4 Poemas de Carlos Cociña (Chile, 1950)

| | ,


Curadoria de Elys Regina Zils
Tradução de Gladys Mendía

Carlos Cociña (Concepción-Chile, 1950). Poeta. Recebeu o Prêmio Municipal de Santiago de Literatura (poesia, 2014), o Prêmio Círculo de Críticos de Arte do Chile para o melhor livro de poesia (2017) e o Prêmio pela Trajetória da Fundação Pablo Neruda (2017). Publicou em poesia Aguas Servidas (1981, 2008, 2016 e 2018), Tres Canciones (1992), Espacios de líquido en tierra (1999), Dos (2004), Plagio del afecto (2010), El margen de la propia vida (2013), La Casa Devastada (2015 e 2017) e Poesía Cero (2017). Em formato virtual, publicou A veces cubierto por las aguas (2003), 71 (setenta y uno) (2004) e Plagio del afecto (2003 a 2009).

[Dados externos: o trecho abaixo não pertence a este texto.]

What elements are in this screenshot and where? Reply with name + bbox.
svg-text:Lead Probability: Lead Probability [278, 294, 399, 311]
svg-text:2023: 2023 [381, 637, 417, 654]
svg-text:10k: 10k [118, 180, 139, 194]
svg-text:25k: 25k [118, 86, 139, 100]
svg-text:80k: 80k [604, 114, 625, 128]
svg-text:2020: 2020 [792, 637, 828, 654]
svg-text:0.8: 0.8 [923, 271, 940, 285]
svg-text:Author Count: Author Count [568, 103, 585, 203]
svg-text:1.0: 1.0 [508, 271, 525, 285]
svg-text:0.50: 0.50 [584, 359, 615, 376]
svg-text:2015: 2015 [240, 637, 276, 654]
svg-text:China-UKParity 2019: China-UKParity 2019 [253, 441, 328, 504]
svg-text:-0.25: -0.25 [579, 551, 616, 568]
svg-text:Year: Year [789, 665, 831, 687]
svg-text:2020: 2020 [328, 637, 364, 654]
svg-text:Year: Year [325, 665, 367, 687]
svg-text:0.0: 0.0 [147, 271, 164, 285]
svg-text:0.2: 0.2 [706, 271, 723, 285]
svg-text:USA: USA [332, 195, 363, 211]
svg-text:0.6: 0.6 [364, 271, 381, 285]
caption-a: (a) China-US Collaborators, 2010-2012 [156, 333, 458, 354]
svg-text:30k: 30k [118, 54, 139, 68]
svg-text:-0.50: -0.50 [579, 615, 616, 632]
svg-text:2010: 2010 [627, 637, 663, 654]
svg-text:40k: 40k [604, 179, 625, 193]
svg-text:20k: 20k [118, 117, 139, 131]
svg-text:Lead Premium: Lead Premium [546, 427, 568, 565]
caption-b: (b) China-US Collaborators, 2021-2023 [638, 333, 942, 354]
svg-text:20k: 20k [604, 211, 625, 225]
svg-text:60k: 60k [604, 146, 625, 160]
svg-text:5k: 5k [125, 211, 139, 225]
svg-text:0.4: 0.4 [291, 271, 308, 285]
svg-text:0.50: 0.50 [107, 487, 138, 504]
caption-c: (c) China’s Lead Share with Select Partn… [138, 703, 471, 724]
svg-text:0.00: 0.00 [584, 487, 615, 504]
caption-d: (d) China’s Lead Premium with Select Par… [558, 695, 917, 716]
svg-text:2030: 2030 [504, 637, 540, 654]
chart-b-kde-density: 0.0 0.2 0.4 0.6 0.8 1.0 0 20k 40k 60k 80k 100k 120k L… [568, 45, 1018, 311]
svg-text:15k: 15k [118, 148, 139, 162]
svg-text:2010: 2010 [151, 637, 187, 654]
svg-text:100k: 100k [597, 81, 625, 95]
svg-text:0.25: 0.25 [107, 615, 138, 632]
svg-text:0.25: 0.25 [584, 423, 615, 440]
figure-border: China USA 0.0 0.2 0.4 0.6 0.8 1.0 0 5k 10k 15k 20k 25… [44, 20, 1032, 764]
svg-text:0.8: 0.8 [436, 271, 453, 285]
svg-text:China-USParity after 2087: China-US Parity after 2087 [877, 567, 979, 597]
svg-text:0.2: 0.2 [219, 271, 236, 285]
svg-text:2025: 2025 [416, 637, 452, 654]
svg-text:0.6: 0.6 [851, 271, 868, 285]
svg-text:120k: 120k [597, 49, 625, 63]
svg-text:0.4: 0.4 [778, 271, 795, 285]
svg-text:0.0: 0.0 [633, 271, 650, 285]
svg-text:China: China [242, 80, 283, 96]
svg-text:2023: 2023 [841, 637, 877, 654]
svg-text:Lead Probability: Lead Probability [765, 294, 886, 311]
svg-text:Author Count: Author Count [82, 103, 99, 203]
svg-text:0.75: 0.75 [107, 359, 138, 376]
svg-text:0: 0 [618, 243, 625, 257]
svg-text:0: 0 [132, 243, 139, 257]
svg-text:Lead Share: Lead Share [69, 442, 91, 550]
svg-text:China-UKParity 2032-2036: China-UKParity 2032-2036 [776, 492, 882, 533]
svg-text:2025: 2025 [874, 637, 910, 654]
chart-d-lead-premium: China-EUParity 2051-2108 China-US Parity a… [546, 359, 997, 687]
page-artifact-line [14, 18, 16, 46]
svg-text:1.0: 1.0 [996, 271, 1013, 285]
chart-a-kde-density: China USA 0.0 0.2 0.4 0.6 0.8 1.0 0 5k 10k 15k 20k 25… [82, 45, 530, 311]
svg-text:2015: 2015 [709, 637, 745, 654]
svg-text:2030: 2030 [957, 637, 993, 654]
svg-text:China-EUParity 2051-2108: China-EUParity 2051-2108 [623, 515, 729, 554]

[SE A REALIDADE É O MUNDO]

Se a realidade é o mundo que nos cerca, sem realidade não há consciência. O cérebro existe porque faz parte dela. A consciência pode existir sem que o mundo externo module sua atividade. Quando cogitamos, lembramos ou sonhamos, não é necessária uma entrada sensorial. O mundo só pode ser captado pelo cérebro; captar é, por si só, uma função cerebral. O cérebro simula a realidade. Ele precisa fazer isso porque o tamanho da cabeça e do corpo é pequeno em comparação com o tamanho da realidade. Aí só cabem descrições. Se por consciência entendemos construir uma imagem, então a realidade é essa. Tão próxima está a realidade do que vemos. Por isso, quando uma árvore cai na selva e não há ninguém para ouvir, ela não produz som. O som é uma interpretação que o cérebro faz das vibrações do ar produzidas pela árvore que desaba. As vibrações no ar são o amor.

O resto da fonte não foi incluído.